# Catastrophic Forgetting

install dependencies:

In [None]:
!pip install avalanche-lib==0.3.1

tested with:
- python 3.10
- avalanche 0.3.1

In [1]:
import torch
import avalanche
import torchvision
import matplotlib.pyplot as plt

# Dataset
We start by loading CIFAR10. Unlike the previous exercises, now we split it into two datasets of 5 classes each.

In [2]:
from avalanche.benchmarks import SplitCIFAR10
from avalanche.benchmarks.generators import benchmark_with_validation_stream

benchmark = SplitCIFAR10(n_experiences=2)
benchmark = benchmark_with_validation_stream(benchmark, validation_size=0.3)

Files already downloaded and verified
Files already downloaded and verified


In [10]:
e0, e1 = benchmark.train_stream
e0.classes_in_this_experience, e1.classes_in_this_experience

([3, 4, 5, 7, 9], [0, 1, 2, 6, 8])

In [11]:
e0.task_label, e1.task_label

(0, 0)

# Training - Naive Finetuning
We import the model directly from Avalanche

In [14]:
def train(exp, model, optimizer, criterion):
    model.train()
    train_data = exp.dataset
    train_data = train_data.train()

    for ep in range(1):
        dataloader = DataLoader(train_data, batch_size=32)
        pbar = tqdm(dataloader)
        for (x, y, _) in pbar:
            x, y = x.to(device), y.to(device)
            optimizer.zero_grad()   
            pred = model(x)
            loss = criterion(pred, y)
            loss.backward()
            optimizer.step()
            pbar.set_description(f"Loss: {loss.item():0.4f}")

In [15]:
from tqdm import tqdm
from avalanche.models import SlimResNet18
from torch.utils.data import DataLoader

device = 'cpu'  # do yourself a favor and use a gpu by setting device='cuda'
model = SlimResNet18(nclasses=100)
model = model.to(device)
optimizer = torch.optim.SGD(model.parameters(), lr=0.01)
criterion = torch.nn.CrossEntropyLoss()

# We train sequentially on each element of the stream
for exp in benchmark.train_stream:
    train(exp, model, optimizer, criterion)

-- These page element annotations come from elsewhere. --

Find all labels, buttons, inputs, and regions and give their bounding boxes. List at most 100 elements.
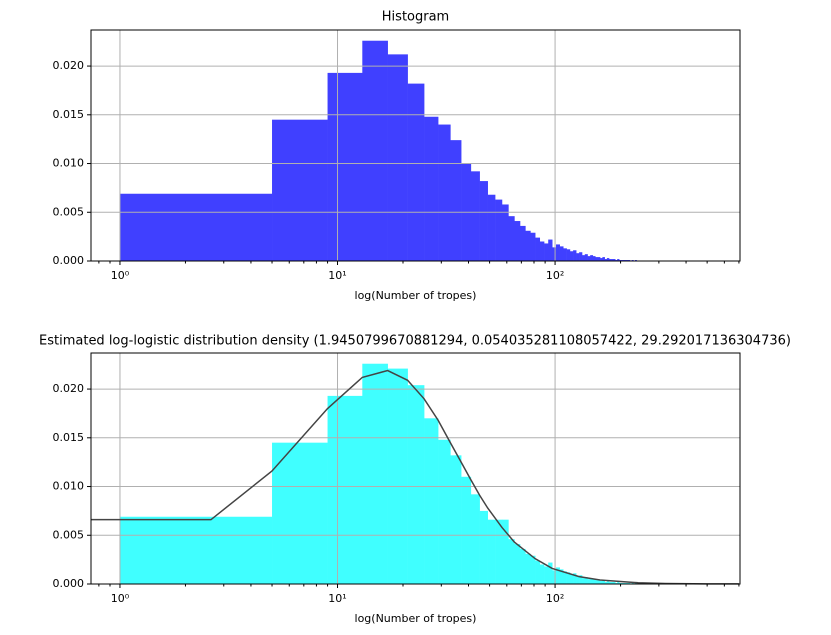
- chart-title: Histogram: [382, 10, 449, 25]
- histogram-bar: [613, 582, 616, 584]
- y-tick-label: 0.010: [53, 157, 85, 170]
- histogram-bar: [597, 580, 601, 584]
- histogram-bar: [579, 252, 583, 261]
- histogram-bar: [559, 246, 564, 261]
- histogram-bar: [424, 116, 439, 262]
- histogram-bar: [514, 544, 521, 584]
- density-line: [91, 369, 739, 585]
- chart-title: Estimated log-logistic distribution dens…: [39, 334, 791, 349]
- histogram-bar: [508, 216, 515, 261]
- histogram-bar: [566, 572, 571, 584]
- x-tick-label: 10⁰: [111, 592, 130, 605]
- y-tick-label: 0.020: [53, 382, 85, 395]
- histogram-bar: [556, 567, 560, 584]
- x-tick-label: 10⁰: [111, 269, 130, 282]
- histogram-bar: [597, 257, 601, 261]
- histogram-bar: [525, 230, 531, 261]
- histogram-bar: [611, 259, 614, 261]
- histogram-bar: [450, 455, 462, 584]
- histogram-bar: [592, 256, 596, 261]
- histogram-bar: [535, 560, 541, 584]
- histogram-bar: [119, 516, 273, 584]
- histogram-bar: [595, 580, 598, 584]
- histogram-bar: [119, 193, 273, 261]
- histogram-bar: [438, 439, 451, 584]
- histogram-bar: [573, 573, 577, 584]
- x-tick-label: 10²: [546, 592, 564, 605]
- histogram-bar: [611, 582, 614, 584]
- histogram-bar: [609, 582, 612, 584]
- histogram-bar: [272, 119, 328, 261]
- histogram-bar: [535, 237, 541, 261]
- histogram-bar: [501, 204, 509, 261]
- histogram-bar: [520, 548, 526, 584]
- histogram-bar: [495, 519, 503, 584]
- axes-frame: [90, 352, 741, 585]
- histogram-bar: [576, 576, 580, 584]
- histogram-bar: [595, 257, 598, 261]
- histogram-bar: [602, 580, 605, 584]
- histogram-bar: [576, 253, 580, 261]
- histogram-bar: [479, 181, 488, 261]
- histogram-bar: [362, 363, 388, 584]
- histogram-bar: [495, 199, 503, 261]
- histogram-bar: [525, 553, 531, 584]
- histogram-bar: [407, 385, 425, 584]
- histogram-bar: [552, 570, 557, 584]
- histogram-bar: [602, 257, 605, 261]
- histogram-bar: [606, 258, 610, 261]
- histogram-bar: [548, 562, 553, 584]
- x-tick-label: 10²: [546, 269, 564, 282]
- histogram-bar: [582, 255, 586, 261]
- histogram-bar: [587, 579, 591, 584]
- histogram-bar: [590, 578, 594, 584]
- histogram-bar: [387, 368, 408, 584]
- histogram-bar: [479, 510, 488, 584]
- histogram-bar: [590, 255, 594, 261]
- axes-frame: [90, 29, 741, 262]
- histogram-bar: [520, 225, 526, 261]
- y-tick-label: 0.020: [53, 59, 85, 72]
- histogram-bar: [617, 582, 620, 584]
- histogram-bar: [530, 555, 536, 584]
- histogram-bar: [563, 571, 567, 584]
- histogram-bar: [556, 244, 560, 261]
- histogram-bar: [470, 494, 480, 584]
- histogram-bar: [508, 539, 515, 584]
- histogram-bar: [548, 239, 553, 261]
- histogram-bar: [539, 241, 545, 261]
- histogram-bar: [609, 259, 612, 261]
- x-axis-label: log(Number of tropes): [355, 289, 477, 302]
- y-tick-label: 0.015: [53, 108, 85, 121]
- y-tick-label: 0.000: [53, 577, 85, 590]
- histogram-bar: [582, 578, 586, 584]
- histogram-bar: [600, 581, 603, 584]
- histogram-bar: [272, 442, 328, 584]
- histogram-bar: [569, 251, 574, 261]
- histogram-bar: [530, 232, 536, 261]
- y-tick-label: 0.000: [53, 254, 85, 267]
- histogram-bar: [600, 258, 603, 261]
- histogram-bar: [407, 83, 425, 261]
- histogram-bar: [501, 519, 509, 584]
- x-tick-label: 10¹: [328, 269, 346, 282]
- y-tick-label: 0.015: [53, 431, 85, 444]
- histogram-bar: [569, 574, 574, 584]
- histogram-bar: [362, 40, 388, 261]
- x-axis-label: log(Number of tropes): [355, 612, 477, 625]
- x-tick-label: 10¹: [328, 592, 346, 605]
- y-tick-label: 0.005: [53, 528, 85, 541]
- histogram-bar: [559, 569, 564, 584]
- histogram-bar: [487, 519, 496, 584]
- histogram-bar: [544, 243, 549, 261]
- histogram-bar: [450, 140, 462, 261]
- histogram-bar: [438, 124, 451, 261]
- histogram-bar: [327, 72, 363, 261]
- y-tick-label: 0.005: [53, 205, 85, 218]
- histogram-bar: [327, 395, 363, 584]
- histogram-bar: [587, 256, 591, 261]
- histogram-bar: [544, 566, 549, 584]
- histogram-bar: [584, 577, 588, 584]
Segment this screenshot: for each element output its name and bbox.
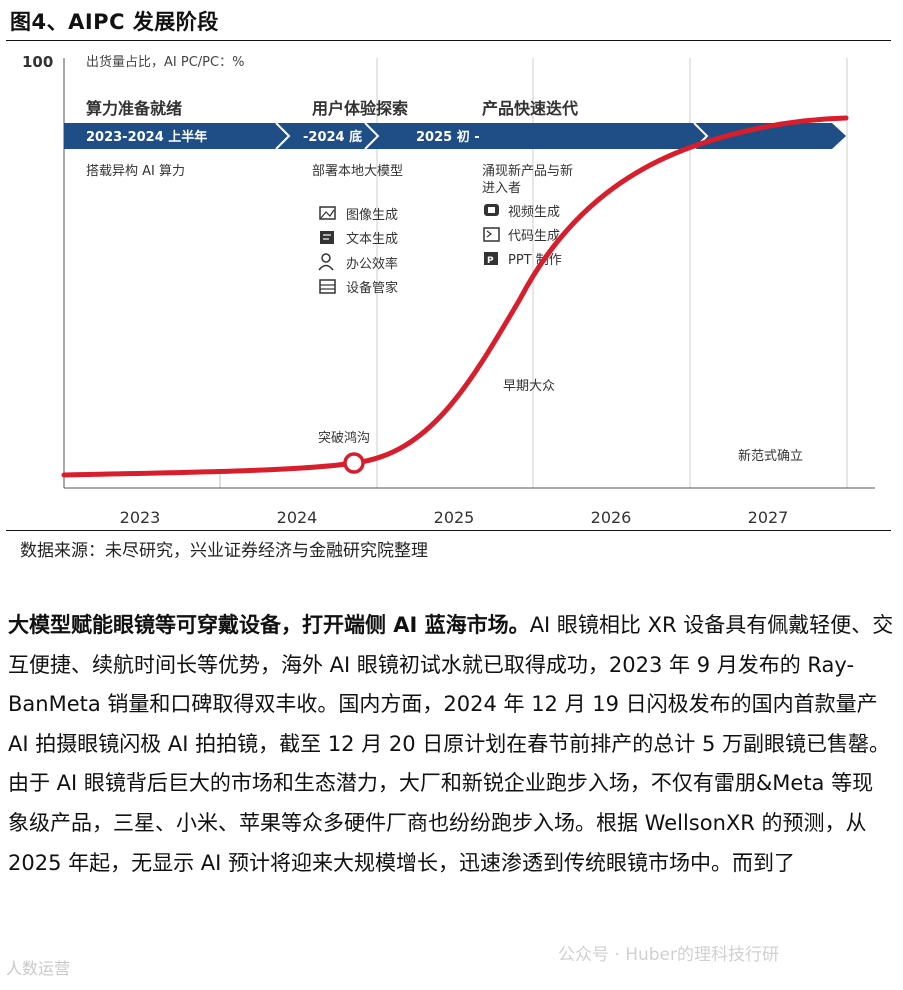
figure-title: 图4、AIPC 发展阶段 (10, 10, 219, 34)
band-period-3: 2025 初 - (416, 129, 480, 145)
x-tick-2024: 2024 (277, 508, 318, 527)
title-rule (6, 40, 891, 41)
wechat-watermark: 公众号 · Huber的理科技行研 (558, 945, 780, 965)
office-icon-body (318, 264, 334, 271)
paragraph-lead: 大模型赋能眼镜等可穿戴设备，打开端侧 AI 蓝海市场。 (8, 613, 530, 637)
device-manager-icon (319, 279, 336, 294)
stage-title-compute-ready: 算力准备就绪 (86, 99, 182, 118)
x-tick-2023: 2023 (120, 508, 161, 527)
feature-image-gen: 图像生成 (346, 208, 398, 223)
x-tick-2025: 2025 (434, 508, 475, 527)
text-gen-icon (320, 231, 334, 244)
source-note: 数据来源：未尽研究，兴业证券经济与金融研究院整理 (20, 541, 428, 561)
feature-office-efficiency: 办公效率 (346, 256, 398, 272)
source-rule (6, 530, 891, 531)
y-axis-label: 出货量占比，AI PC/PC：% (86, 54, 244, 70)
feature-text-gen: 文本生成 (346, 232, 398, 247)
stage-desc-new-products-l1: 涌现新产品与新 (482, 163, 573, 179)
band-chevron-1 (275, 122, 291, 150)
y-axis-tick-100: 100 (22, 53, 53, 71)
video-gen-icon-detail (488, 207, 495, 213)
band-period-1: 2023-2024 上半年 (86, 129, 207, 145)
corner-watermark: 人数运营 (6, 959, 71, 978)
aipc-chart: 100 出货量占比，AI PC/PC：% 2023 2024 2025 2026… (22, 53, 875, 527)
image-gen-icon (319, 206, 336, 220)
stage-desc-new-products-l2: 进入者 (482, 181, 521, 196)
stage-desc-new-products: 涌现新产品与新 进入者 (482, 163, 577, 196)
timeline-band (64, 123, 846, 149)
office-icon-head (321, 253, 331, 263)
feature-code-gen: 代码生成 (508, 229, 560, 244)
stage-desc-local-model: 部署本地大模型 (312, 164, 403, 179)
annotation-new-paradigm: 新范式确立 (738, 448, 803, 464)
x-tick-2027: 2027 (748, 508, 789, 527)
stage-desc-compute: 搭载异构 AI 算力 (86, 163, 185, 179)
code-gen-icon (483, 227, 500, 242)
x-tick-2026: 2026 (591, 508, 632, 527)
feature-video-gen: 视频生成 (508, 205, 560, 220)
ppt-icon-letter: P (487, 256, 494, 266)
band-chevron-2 (364, 122, 380, 150)
ppt-icon (484, 252, 498, 265)
stage-title-rapid-iteration: 产品快速迭代 (482, 99, 578, 118)
band-period-2: -2024 底 (303, 129, 362, 145)
annotation-early-majority: 早期大众 (503, 379, 555, 394)
feature-ppt: PPT 制作 (508, 253, 562, 268)
stage-title-ux-exploration: 用户体验探索 (312, 99, 408, 118)
chasm-marker (343, 452, 365, 474)
feature-device-manager: 设备管家 (346, 280, 398, 296)
code-gen-icon-prompt (486, 230, 492, 238)
annotation-breakthrough: 突破鸿沟 (318, 430, 370, 446)
adoption-curve (61, 115, 849, 478)
image-gen-icon-detail (320, 209, 335, 219)
body-paragraph: 大模型赋能眼镜等可穿戴设备，打开端侧 AI 蓝海市场。AI 眼镜相比 XR 设备… (8, 606, 894, 883)
paragraph-body: AI 眼镜相比 XR 设备具有佩戴轻便、交互便捷、续航时间长等优势，海外 AI … (8, 613, 894, 875)
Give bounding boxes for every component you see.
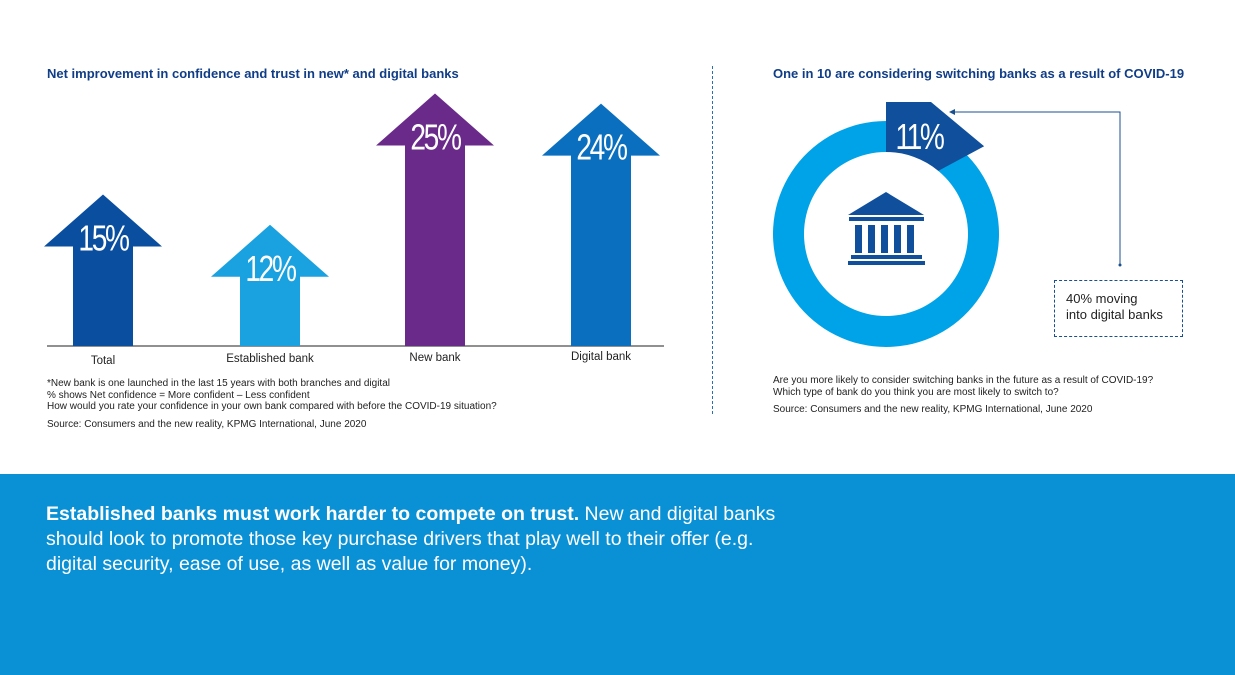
bar-chart-notes: *New bank is one launched in the last 15… bbox=[47, 378, 497, 431]
donut-chart-source: Source: Consumers and the new reality, K… bbox=[773, 404, 1093, 416]
switching-question-2: Which type of bank do you think you are … bbox=[773, 386, 1059, 398]
bar-chart: 15% Total 12% Established bank 25% New bank 24… bbox=[44, 93, 664, 367]
donut-chart: 11% bbox=[773, 102, 1122, 348]
bar-category-label: New bank bbox=[409, 352, 460, 364]
note-new-bank-definition: *New bank is one launched in the last 15… bbox=[47, 378, 390, 389]
bar-arrow-2 bbox=[211, 224, 329, 346]
donut-slice-label: 11% bbox=[895, 117, 944, 157]
switching-question-1: Are you more likely to consider switchin… bbox=[773, 375, 1154, 386]
bar-arrow-4 bbox=[542, 103, 660, 346]
bar-category-label: Digital bank bbox=[571, 351, 631, 363]
donut-chart-title: One in 10 are considering switching bank… bbox=[773, 66, 1185, 81]
bar-chart-source: Source: Consumers and the new reality, K… bbox=[47, 419, 367, 431]
bar-value-label: 25% bbox=[410, 117, 461, 157]
callout-line-1: 40% moving bbox=[1066, 291, 1138, 306]
digital-banks-callout: 40% moving into digital banks bbox=[1054, 280, 1183, 337]
bar-arrow-3 bbox=[376, 93, 494, 346]
donut-slice-switching bbox=[886, 102, 985, 171]
section-divider bbox=[712, 66, 713, 414]
bar-category-label: Established bank bbox=[226, 353, 314, 365]
bar-arrow-1 bbox=[44, 194, 162, 346]
bank-icon bbox=[848, 192, 925, 265]
note-question: How would you rate your confidence in yo… bbox=[47, 401, 497, 413]
note-net-confidence: % shows Net confidence = More confident … bbox=[47, 389, 310, 401]
callout-line-2: into digital banks bbox=[1066, 307, 1163, 322]
takeaway-banner: Established banks must work harder to co… bbox=[0, 474, 1235, 675]
takeaway-body: New and digital banks should look to pro… bbox=[46, 503, 776, 575]
takeaway-text: Established banks must work harder to co… bbox=[46, 502, 786, 577]
takeaway-headline: Established banks must work harder to co… bbox=[46, 503, 580, 525]
bar-category-label: Total bbox=[91, 355, 115, 367]
bar-value-label: 24% bbox=[576, 127, 627, 167]
bar-chart-title: Net improvement in confidence and trust … bbox=[47, 66, 459, 81]
callout-connector bbox=[949, 109, 1122, 267]
bar-value-label: 15% bbox=[78, 218, 129, 258]
donut-chart-notes: Are you more likely to consider switchin… bbox=[773, 375, 1153, 416]
bar-value-label: 12% bbox=[245, 248, 296, 288]
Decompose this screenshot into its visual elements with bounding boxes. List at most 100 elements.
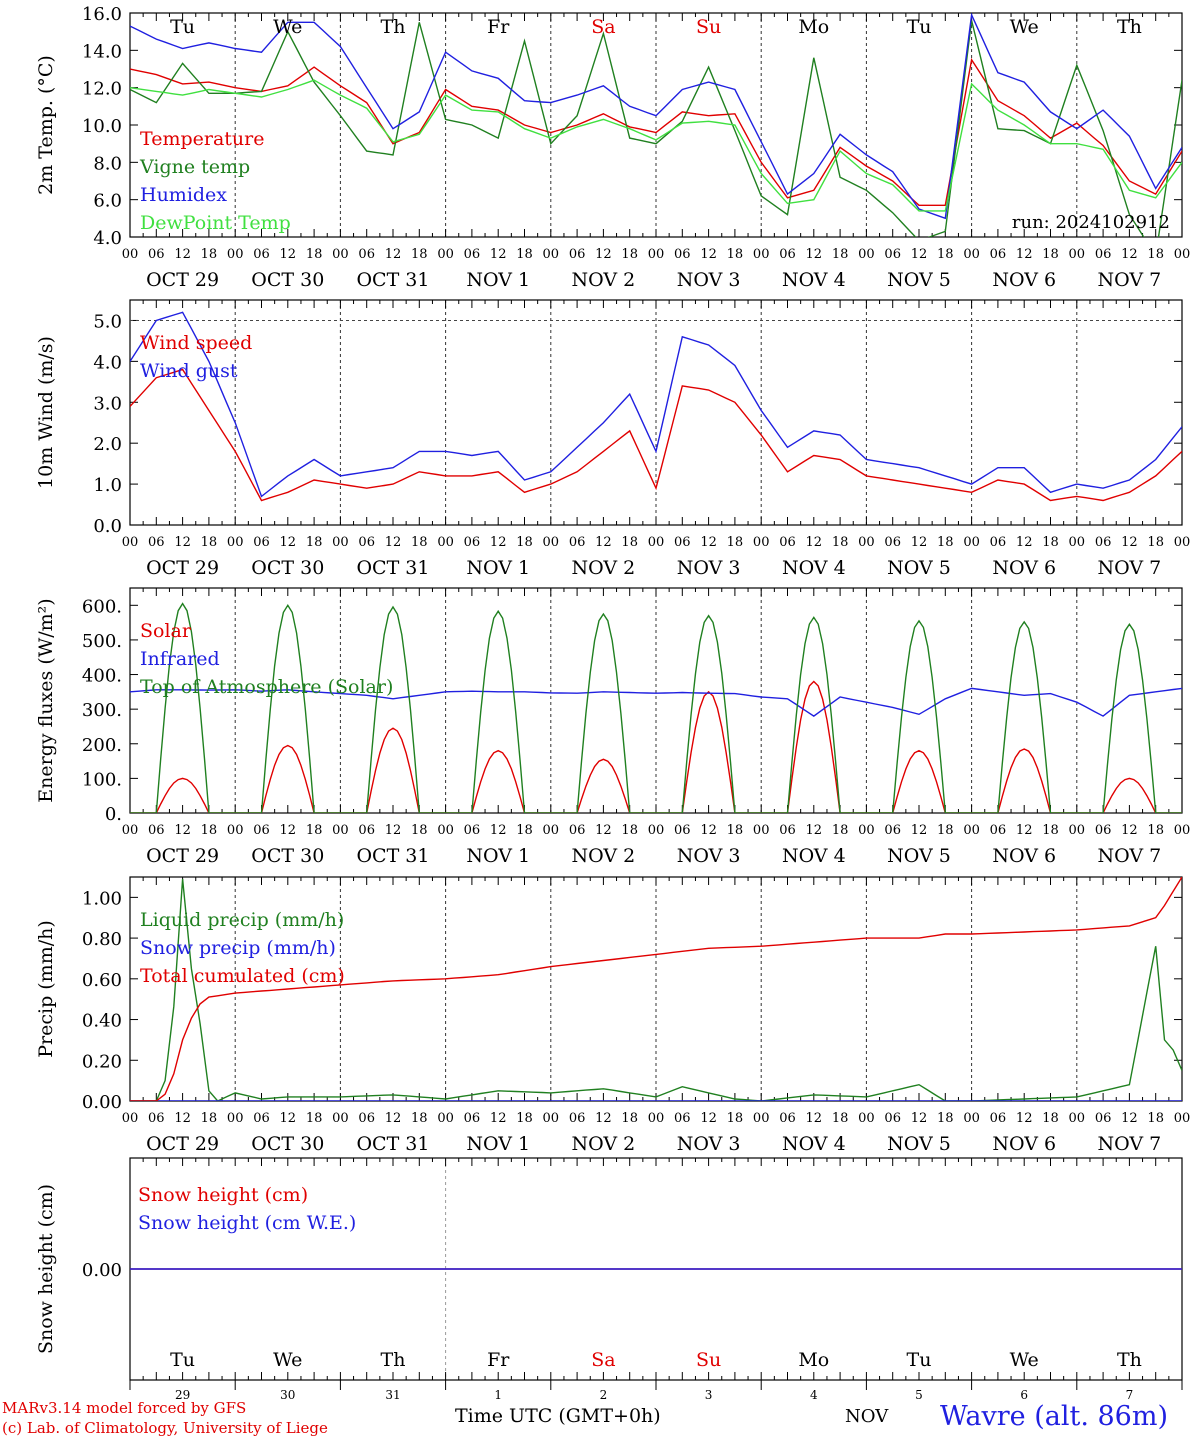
date-label: NOV 4 xyxy=(782,557,846,579)
date-label: NOV 7 xyxy=(1098,269,1162,291)
series-line-solar xyxy=(130,680,1182,813)
y-tick-label: 0.80 xyxy=(82,929,122,950)
hour-label: 00 xyxy=(543,247,560,262)
hour-label: 12 xyxy=(595,535,612,550)
weekday-label-bottom: Tu xyxy=(907,1349,932,1371)
hour-label: 12 xyxy=(595,823,612,838)
y-axis-label: Precip (mm/h) xyxy=(35,920,57,1058)
hour-label: 06 xyxy=(253,1111,270,1126)
hour-label: 12 xyxy=(174,535,191,550)
hour-label: 00 xyxy=(122,823,139,838)
series-line-total-cumulated-cm- xyxy=(130,877,1182,1101)
hour-label: 00 xyxy=(437,1111,454,1126)
date-label: NOV 4 xyxy=(782,1133,846,1155)
date-label: NOV 7 xyxy=(1098,557,1162,579)
date-label: OCT 31 xyxy=(356,557,429,579)
hour-label: 18 xyxy=(411,247,428,262)
hour-label: 00 xyxy=(753,535,770,550)
month-label: NOV xyxy=(845,1406,889,1427)
hour-label: 00 xyxy=(648,535,665,550)
hour-label: 00 xyxy=(227,535,244,550)
date-label: NOV 3 xyxy=(677,1133,741,1155)
hour-label: 12 xyxy=(1016,1111,1033,1126)
hour-label: 06 xyxy=(674,823,691,838)
date-label: NOV 4 xyxy=(782,269,846,291)
hour-label: 06 xyxy=(148,1111,165,1126)
weekday-label: Sa xyxy=(591,16,615,38)
day-number-label: 30 xyxy=(280,1388,295,1402)
hour-label: 18 xyxy=(306,1111,323,1126)
hour-label: 12 xyxy=(280,823,297,838)
hour-label: 00 xyxy=(1069,247,1086,262)
date-label: OCT 30 xyxy=(251,845,324,867)
y-tick-label: 3.0 xyxy=(93,393,122,414)
hour-label: 18 xyxy=(727,1111,744,1126)
hour-label: 12 xyxy=(385,1111,402,1126)
hour-label: 06 xyxy=(358,1111,375,1126)
weekday-label-bottom: We xyxy=(1010,1349,1039,1371)
hour-label: 18 xyxy=(516,535,533,550)
hour-label: 18 xyxy=(727,823,744,838)
y-axis-label: 2m Temp. (°C) xyxy=(35,55,57,195)
date-label: OCT 31 xyxy=(356,269,429,291)
hour-label: 00 xyxy=(437,823,454,838)
hour-label: 00 xyxy=(437,247,454,262)
y-tick-label: 0.40 xyxy=(82,1011,122,1032)
date-label: OCT 31 xyxy=(356,845,429,867)
hour-label: 12 xyxy=(595,247,612,262)
hour-label: 12 xyxy=(806,247,823,262)
hour-label: 18 xyxy=(832,535,849,550)
day-number-label: 31 xyxy=(385,1388,400,1402)
hour-label: 18 xyxy=(411,1111,428,1126)
date-label: OCT 29 xyxy=(146,845,219,867)
hour-label: 18 xyxy=(201,247,218,262)
hour-label: 12 xyxy=(1016,535,1033,550)
hour-label: 00 xyxy=(648,1111,665,1126)
y-tick-label: 0.0 xyxy=(93,516,122,537)
hour-label: 12 xyxy=(700,823,717,838)
hour-label: 12 xyxy=(911,823,928,838)
hour-label: 18 xyxy=(621,823,638,838)
hour-label: 12 xyxy=(1121,1111,1138,1126)
hour-label: 06 xyxy=(1095,1111,1112,1126)
hour-label: 18 xyxy=(727,247,744,262)
weekday-label-bottom: Th xyxy=(381,1349,406,1371)
date-label: NOV 4 xyxy=(782,845,846,867)
date-label: NOV 2 xyxy=(572,845,636,867)
hour-label: 12 xyxy=(1016,823,1033,838)
hour-label: 12 xyxy=(700,1111,717,1126)
hour-label: 18 xyxy=(1147,535,1164,550)
hour-label: 12 xyxy=(490,535,507,550)
date-label: OCT 29 xyxy=(146,1133,219,1155)
date-label: NOV 1 xyxy=(466,557,530,579)
hour-label: 00 xyxy=(332,1111,349,1126)
hour-label: 12 xyxy=(1121,823,1138,838)
hour-label: 00 xyxy=(858,535,875,550)
hour-label: 12 xyxy=(1016,247,1033,262)
hour-label: 18 xyxy=(937,1111,954,1126)
series-line-top-of-atmosphere-solar- xyxy=(130,602,1182,813)
hour-label: 06 xyxy=(674,247,691,262)
hour-label: 12 xyxy=(490,1111,507,1126)
hour-label: 18 xyxy=(621,247,638,262)
hour-label: 00 xyxy=(227,1111,244,1126)
y-tick-label: 200. xyxy=(82,735,122,756)
hour-label: 00 xyxy=(332,247,349,262)
y-axis-label: 10m Wind (m/s) xyxy=(35,336,57,489)
y-tick-label: 100. xyxy=(82,769,122,790)
hour-label: 00 xyxy=(648,247,665,262)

Loss: 1.1519: 100%|██████████████████████████████████████████████████████████████████| 547/547 [02:19<00:00,  3.93it/s]
Loss: 1.2352: 100%|██████████████████████████████████████████████████████████████████| 547/547 [02:20<00:00,  3.89it/s]


# Evaluation

In [18]:
def eval(exp, model):
    model = model.eval()
    valid_data = exp.dataset
    valid_data = valid_data.eval()
    dataloader = DataLoader(valid_data, batch_size=32)
    pbar = tqdm(dataloader)
    correct, tot = 0, 0
    for (x, y, _) in pbar:
        x, y = x.to(device), y.to(device)
        pred = model(x)
        _, pred = torch.max(pred.data, 1)
        correct += (pred == y).sum().item()
        tot += x.shape[0]
        pbar.set_description(f"ACC: {correct / tot:.4f}")

In [19]:
for exp in benchmark.valid_stream:
    eval(exp, model)

ACC: 0.0000: 100%|███████████████████████████████████████████████████████████████████| 235/235 [00:20<00:00, 11.38it/s]
ACC: 0.6792: 100%|███████████████████████████████████████████████████████████████████| 235/235 [00:20<00:00, 11.62it/s]


# Training - MultiTask

The previous baseline was not using task labels. What happens if you finetune the model but you use a multi-head classifier?

We are going to use Avalanche for the implementation. We are going to look at the implementation in a future lecture.

In [31]:
from avalanche.training import Naive
from avalanche.models import as_multitask

# a benchmark with task labels
benchmark = SplitCIFAR10(n_experiences=2, return_task_id=True)
benchmark = benchmark_with_validation_stream(benchmark, validation_size=0.3)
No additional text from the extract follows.